The Fifth were one of the most popular acts in the Winnipeg area throughout the latter half of the sixties. But as Vance Masters, who drummed for the group in one of their many incarnations, recalled on his now-defunct blog, they trace their origins a little further north to the old summer resort town of Winnipeg Beach.

"Bassist Richard Gwizdak moved to Winnipeg in 1965, long before the Fifth became a band," he wrote. "He was rehearsing with another collection of musicians, but they never got to the point of actually playing any dates. When they drifted apart, Richard contacted the Saints, a group comprised of his friends from Winnipeg Beach who had only played the tiny resort and surrounding area, convincing them all to make the move to 'the big city'. And the Fifth came into being."

That band took up residence in Gwizdak's house and began rehearsing. It wasn't long before the two main pieces of their puzzle fell into place. The lads hooked themselves up with a manager, Peter Stone (ne Peter Slywka), who packed their schedule with bookings around town. And then in the fall of 1966, they managed to lure singer Ron Rene away from the Quid, who were enjoying some success that year with their frenetic garage corker 'Crazy Things'.

The Fifth issued a handful of singles, ranging from the loungy blue-eyed soul of their second single, 'Tears', in 1967 to the hefty blues of their final one, 'Tobacco Road', in 1970. But their best effort was the jangly debut, 'Yesterdays Today', which the guys recorded on a trip to Toronto's London Studios in the spring of '67. The Fifth, as mentioned, were a virtual revolving door of personnel changes, but a Peter Stone promo sheet lists the line-up here as Rene, along with guitarists Melvyn Chic and James Michals, bassist Richard Dack and drummer Craig Hamblin. What's more, it raves that "London Records were so impressed with their recent recording session in Toronto that they latched on to the group and are going out on an all-the-way promotion campaign". Those plans were obviously big, as the guys found themselves on bills with the Beach Boys, Sonny and Cher, the Seeds, Paul Revere and the Raiders, Herman's Hermits, the McCoys and - no surprise here, I guess - their mentors the Byrds .

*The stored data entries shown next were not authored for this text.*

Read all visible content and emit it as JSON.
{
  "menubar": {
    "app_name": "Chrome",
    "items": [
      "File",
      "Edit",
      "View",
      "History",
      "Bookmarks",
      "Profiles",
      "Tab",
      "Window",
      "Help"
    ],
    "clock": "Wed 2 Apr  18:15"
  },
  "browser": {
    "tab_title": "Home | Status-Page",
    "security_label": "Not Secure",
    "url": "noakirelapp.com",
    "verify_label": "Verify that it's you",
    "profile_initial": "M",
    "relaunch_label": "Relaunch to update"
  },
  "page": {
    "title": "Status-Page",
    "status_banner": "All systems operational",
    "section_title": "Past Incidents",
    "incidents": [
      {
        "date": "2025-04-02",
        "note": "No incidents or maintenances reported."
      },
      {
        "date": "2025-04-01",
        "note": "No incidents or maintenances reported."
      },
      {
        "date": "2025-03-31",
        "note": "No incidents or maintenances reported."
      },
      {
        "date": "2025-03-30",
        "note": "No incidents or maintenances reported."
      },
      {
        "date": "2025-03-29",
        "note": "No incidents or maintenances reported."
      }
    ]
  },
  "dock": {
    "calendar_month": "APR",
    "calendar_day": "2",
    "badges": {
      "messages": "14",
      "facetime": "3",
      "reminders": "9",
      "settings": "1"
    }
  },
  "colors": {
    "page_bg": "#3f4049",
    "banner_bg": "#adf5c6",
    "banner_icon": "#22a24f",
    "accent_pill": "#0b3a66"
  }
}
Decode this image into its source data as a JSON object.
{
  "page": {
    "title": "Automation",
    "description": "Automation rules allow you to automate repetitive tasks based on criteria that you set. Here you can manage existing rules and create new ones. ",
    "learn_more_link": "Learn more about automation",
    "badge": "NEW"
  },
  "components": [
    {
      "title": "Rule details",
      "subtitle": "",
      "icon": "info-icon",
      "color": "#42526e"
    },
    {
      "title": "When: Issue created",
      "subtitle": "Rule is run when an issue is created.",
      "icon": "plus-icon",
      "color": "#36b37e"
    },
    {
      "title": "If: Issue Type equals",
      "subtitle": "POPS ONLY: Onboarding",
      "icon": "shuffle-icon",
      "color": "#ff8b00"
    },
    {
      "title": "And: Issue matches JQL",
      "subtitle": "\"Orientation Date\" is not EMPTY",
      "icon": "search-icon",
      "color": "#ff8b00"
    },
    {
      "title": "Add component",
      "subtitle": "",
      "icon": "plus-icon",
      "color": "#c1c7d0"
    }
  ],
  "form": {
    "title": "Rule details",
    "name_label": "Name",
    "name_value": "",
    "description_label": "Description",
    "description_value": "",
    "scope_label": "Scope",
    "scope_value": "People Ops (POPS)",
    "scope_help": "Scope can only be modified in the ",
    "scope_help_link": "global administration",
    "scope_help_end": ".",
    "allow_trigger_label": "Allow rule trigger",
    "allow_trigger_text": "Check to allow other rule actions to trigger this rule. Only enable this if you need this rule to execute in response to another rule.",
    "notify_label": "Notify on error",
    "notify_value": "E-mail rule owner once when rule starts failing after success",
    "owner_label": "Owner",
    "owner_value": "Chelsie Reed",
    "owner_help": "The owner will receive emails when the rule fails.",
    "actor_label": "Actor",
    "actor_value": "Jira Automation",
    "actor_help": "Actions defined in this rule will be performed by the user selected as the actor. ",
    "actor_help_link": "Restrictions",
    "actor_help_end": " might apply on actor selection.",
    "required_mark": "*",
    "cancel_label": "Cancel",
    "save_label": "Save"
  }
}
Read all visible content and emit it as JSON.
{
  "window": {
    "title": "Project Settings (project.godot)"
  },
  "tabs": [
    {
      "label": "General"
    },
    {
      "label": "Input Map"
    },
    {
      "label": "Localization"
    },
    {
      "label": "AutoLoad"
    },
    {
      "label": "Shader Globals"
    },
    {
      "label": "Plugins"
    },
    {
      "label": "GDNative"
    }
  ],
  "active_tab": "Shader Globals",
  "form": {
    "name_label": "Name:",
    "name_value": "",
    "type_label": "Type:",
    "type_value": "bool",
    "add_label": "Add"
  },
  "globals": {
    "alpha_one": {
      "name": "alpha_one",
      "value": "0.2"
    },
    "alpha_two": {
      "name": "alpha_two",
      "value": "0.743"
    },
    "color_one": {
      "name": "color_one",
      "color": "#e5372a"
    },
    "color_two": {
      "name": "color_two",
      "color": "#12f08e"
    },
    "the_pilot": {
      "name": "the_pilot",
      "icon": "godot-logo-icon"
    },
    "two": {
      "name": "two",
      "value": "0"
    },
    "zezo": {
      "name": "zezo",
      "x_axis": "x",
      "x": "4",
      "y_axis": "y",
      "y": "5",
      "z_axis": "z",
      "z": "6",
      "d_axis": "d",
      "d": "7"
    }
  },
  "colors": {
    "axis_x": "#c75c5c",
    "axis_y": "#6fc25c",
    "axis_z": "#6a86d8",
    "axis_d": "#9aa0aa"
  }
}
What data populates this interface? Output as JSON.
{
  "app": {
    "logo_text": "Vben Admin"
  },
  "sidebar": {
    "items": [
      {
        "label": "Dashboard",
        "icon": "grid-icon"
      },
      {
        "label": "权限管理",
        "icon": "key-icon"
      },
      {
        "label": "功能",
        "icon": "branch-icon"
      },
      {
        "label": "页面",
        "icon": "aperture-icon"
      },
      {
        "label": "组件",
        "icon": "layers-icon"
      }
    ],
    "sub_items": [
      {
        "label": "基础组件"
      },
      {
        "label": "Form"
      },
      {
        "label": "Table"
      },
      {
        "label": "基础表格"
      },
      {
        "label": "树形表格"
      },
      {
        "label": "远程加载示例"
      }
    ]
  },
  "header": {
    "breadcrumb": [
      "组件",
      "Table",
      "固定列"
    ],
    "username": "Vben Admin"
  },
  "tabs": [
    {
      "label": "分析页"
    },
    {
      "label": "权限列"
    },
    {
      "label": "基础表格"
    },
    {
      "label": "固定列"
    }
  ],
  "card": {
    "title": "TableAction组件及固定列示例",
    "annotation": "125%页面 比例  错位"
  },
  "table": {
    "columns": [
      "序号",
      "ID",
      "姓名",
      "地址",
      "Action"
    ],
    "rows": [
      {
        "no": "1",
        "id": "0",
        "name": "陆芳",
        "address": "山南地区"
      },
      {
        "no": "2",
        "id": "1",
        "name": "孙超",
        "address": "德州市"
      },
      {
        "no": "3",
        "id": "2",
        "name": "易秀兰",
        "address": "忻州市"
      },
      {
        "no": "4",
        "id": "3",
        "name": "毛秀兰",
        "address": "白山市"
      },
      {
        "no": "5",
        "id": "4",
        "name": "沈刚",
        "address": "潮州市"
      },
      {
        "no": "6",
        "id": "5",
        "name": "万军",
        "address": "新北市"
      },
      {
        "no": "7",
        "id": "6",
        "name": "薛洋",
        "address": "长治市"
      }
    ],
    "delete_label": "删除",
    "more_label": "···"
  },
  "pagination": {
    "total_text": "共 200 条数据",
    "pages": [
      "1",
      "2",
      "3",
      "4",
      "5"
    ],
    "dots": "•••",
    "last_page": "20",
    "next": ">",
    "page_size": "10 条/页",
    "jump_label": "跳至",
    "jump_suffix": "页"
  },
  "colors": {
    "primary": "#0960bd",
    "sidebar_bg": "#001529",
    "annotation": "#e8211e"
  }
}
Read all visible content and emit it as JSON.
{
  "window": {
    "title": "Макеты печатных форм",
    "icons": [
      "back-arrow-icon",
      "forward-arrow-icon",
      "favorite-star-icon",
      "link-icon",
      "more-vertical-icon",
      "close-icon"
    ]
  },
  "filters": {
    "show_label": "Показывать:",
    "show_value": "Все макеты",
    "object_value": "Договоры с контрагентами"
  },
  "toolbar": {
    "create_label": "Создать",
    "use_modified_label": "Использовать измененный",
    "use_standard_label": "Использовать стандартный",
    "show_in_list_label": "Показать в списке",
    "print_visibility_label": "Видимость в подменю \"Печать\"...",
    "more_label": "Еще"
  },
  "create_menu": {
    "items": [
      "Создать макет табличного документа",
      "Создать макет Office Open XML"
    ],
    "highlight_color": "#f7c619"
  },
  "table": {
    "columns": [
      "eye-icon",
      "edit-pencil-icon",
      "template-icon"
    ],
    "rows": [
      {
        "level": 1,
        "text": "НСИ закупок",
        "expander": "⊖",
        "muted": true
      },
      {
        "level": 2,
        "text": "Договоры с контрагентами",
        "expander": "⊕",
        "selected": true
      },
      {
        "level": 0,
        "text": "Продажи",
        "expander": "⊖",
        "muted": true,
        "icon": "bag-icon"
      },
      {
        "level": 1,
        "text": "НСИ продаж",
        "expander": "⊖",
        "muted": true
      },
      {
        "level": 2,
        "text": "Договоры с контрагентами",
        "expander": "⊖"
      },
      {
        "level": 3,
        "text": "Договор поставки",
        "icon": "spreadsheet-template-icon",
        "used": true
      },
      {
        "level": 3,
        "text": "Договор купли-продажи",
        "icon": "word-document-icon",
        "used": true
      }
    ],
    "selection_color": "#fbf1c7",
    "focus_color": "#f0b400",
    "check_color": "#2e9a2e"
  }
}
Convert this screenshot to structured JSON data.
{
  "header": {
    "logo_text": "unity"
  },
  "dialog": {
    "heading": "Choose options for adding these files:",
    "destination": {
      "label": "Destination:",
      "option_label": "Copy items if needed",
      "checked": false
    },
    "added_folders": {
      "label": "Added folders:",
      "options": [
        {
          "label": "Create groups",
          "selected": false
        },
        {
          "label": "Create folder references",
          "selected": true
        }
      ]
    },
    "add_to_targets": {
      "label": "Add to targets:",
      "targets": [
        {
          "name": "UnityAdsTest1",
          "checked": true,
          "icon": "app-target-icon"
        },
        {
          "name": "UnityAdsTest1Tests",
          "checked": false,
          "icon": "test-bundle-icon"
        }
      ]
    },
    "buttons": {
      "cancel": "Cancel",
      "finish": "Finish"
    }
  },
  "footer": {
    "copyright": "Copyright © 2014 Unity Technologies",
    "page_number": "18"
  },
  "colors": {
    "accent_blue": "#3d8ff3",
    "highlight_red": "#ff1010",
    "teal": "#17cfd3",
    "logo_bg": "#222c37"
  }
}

The Fifth kept Winnipeg in its thrall for the rest of the decade. But by 1969, things began to untether, with three members moving on to form the short-lived 'supergroup' Brother. When Rene jumped ship that year, the Fifth reformed around organist James Grabowski. Unfortunately, that group severed ties with Stone, who owned the rights to the name the Fifth, and soldiered on as it were, issuing a pretty decent LP for Warner Brothers as the harder-rocking Next.